Condo excess has become rental excess in downtown Phoenix. The biggest symbol of “condo mania” downtown is 44 Monroe. 44 Monroe is the tallest condo tower in the state of Arizona and the third largest building in the state. Built too late for boom, it was finished in Fall 2008 and the developer went into bankruptcy in 2009. Wikipedia said before completion.
The building will feature seven floors of above-ground parking and 196 residential units, ranging in size from 780 to 4,800 square feet (450 m2). Residential unit prices range from $480,000 to $3.2 million.
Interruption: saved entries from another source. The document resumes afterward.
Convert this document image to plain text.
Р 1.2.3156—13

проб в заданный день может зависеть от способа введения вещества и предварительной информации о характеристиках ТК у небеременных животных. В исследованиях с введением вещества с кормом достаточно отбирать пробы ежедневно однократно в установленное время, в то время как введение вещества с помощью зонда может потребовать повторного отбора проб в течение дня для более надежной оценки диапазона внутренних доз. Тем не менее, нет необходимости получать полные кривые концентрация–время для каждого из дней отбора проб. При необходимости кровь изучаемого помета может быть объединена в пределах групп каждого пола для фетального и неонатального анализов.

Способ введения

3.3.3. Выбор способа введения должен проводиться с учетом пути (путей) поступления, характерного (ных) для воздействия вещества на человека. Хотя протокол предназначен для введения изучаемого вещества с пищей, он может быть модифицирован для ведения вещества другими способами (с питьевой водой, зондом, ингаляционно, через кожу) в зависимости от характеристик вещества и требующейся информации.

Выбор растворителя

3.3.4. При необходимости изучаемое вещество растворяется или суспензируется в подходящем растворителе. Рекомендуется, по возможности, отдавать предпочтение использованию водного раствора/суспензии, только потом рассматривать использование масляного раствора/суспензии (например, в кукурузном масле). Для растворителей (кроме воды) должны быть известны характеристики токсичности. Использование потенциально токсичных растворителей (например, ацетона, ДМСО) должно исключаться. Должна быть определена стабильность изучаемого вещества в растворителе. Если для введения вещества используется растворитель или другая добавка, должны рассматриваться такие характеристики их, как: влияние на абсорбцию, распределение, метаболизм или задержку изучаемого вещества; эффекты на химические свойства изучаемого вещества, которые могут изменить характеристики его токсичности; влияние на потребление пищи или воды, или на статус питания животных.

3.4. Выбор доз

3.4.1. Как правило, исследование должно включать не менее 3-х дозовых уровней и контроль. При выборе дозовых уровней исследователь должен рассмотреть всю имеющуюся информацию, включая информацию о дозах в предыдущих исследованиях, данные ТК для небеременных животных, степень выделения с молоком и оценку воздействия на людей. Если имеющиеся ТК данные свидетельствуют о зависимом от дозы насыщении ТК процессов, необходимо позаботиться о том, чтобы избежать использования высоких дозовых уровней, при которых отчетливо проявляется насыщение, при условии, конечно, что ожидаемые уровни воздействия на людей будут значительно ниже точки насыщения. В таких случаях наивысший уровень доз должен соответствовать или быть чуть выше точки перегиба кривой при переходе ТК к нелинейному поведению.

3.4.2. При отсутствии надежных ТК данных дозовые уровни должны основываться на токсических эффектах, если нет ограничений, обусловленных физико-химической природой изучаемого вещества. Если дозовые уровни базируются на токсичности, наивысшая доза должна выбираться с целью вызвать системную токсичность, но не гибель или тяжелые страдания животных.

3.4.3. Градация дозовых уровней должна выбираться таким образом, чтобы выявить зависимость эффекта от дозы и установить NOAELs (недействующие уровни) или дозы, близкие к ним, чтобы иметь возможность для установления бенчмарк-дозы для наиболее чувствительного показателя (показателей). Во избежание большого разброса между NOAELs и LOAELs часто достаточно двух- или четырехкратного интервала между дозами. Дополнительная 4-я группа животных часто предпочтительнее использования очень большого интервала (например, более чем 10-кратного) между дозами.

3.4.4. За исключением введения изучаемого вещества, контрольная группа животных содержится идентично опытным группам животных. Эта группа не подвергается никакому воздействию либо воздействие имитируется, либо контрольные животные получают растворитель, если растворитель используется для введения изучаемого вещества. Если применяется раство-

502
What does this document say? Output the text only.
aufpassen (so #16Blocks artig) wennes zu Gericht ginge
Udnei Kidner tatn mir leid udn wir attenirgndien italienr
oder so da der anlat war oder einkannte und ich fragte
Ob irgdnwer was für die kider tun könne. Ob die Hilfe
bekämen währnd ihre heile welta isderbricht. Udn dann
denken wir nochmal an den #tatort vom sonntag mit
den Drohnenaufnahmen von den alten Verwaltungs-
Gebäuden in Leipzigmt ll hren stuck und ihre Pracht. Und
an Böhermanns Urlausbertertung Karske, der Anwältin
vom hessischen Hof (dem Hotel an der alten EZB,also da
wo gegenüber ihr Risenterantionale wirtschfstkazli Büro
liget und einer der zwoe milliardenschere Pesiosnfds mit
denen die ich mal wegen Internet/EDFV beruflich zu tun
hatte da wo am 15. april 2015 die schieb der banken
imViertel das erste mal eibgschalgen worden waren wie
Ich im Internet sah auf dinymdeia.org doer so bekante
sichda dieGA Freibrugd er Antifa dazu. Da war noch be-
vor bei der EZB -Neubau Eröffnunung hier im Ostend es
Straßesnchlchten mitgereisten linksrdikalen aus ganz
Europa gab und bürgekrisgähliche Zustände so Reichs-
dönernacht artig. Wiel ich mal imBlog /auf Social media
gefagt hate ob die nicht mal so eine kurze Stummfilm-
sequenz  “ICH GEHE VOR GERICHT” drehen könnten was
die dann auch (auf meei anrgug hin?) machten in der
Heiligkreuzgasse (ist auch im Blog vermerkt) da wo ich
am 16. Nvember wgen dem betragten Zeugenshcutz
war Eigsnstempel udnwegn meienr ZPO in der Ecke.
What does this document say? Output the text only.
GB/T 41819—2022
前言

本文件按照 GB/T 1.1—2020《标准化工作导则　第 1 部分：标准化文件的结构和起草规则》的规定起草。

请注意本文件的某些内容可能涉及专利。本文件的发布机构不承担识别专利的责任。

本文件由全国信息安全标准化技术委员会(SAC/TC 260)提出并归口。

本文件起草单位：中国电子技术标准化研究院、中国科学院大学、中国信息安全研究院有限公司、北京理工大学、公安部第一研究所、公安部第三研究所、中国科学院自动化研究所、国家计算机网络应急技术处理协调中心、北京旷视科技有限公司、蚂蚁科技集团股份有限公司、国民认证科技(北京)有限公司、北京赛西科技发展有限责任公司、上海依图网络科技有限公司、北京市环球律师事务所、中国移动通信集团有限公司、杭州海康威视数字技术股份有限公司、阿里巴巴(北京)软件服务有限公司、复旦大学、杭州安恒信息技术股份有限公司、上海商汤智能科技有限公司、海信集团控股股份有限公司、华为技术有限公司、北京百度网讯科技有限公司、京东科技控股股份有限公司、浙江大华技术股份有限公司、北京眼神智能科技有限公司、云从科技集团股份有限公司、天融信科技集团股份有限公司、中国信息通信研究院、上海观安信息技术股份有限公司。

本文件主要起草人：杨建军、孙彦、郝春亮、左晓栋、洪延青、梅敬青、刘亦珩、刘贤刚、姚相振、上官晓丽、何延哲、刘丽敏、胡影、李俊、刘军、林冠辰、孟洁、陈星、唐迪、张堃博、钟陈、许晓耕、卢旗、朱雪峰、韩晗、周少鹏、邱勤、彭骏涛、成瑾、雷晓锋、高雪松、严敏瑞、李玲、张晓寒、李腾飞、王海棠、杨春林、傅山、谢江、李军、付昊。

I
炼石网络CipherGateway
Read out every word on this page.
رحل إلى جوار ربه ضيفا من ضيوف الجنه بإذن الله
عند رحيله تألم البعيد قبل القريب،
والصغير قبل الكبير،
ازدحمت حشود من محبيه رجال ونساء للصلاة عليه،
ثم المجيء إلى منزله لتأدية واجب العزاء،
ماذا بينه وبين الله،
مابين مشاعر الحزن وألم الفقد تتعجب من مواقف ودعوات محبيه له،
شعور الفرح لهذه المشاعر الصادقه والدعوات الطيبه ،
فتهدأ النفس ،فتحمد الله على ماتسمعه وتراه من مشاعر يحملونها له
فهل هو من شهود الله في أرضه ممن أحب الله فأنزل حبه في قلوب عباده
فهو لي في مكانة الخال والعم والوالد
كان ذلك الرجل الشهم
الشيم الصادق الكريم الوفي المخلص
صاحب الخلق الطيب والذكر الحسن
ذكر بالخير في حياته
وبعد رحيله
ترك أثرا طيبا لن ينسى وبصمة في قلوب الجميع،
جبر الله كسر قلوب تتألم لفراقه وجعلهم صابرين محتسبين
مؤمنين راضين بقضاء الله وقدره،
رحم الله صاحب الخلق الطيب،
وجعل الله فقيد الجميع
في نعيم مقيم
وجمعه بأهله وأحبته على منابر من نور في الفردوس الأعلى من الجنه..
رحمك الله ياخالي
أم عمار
The units didn’t go for anything close to the estimated $480K+. In fact, ST Financial, who purchased the project announced in October that it would sell the units at prices starting below $200K. Not one unit sold, so they are to be rented out instead:
Commercial real-estate analyst Bob Kammrath of Kammrath & Associates in Mesa said ST Residential is following a recent trend in which multifamily properties originally marketed as luxury-condo communities have gone rental.
Condo-to-apartment conversions hinder the ability of existing unit owners to sell their properties, Kammrath said, but could keep the project viable until the downtown housing market recovers.
“I’m sure that’s the hope,” he said. “The problem is, the rental market stinks, too.”
It is interesting to note who owns ST Financial:
Unlike the Resolution Trust Corp., which the federal government formed to dispose of failed lender-owned assets two decades ago following the savings-and-loan crisis, ST Residential involves the FDIC and a group of private-equity firms led by Starwood Capital Group.
Do you get the funny feeling that somehow taxpayers are going to end up on the hook somehow for losses here?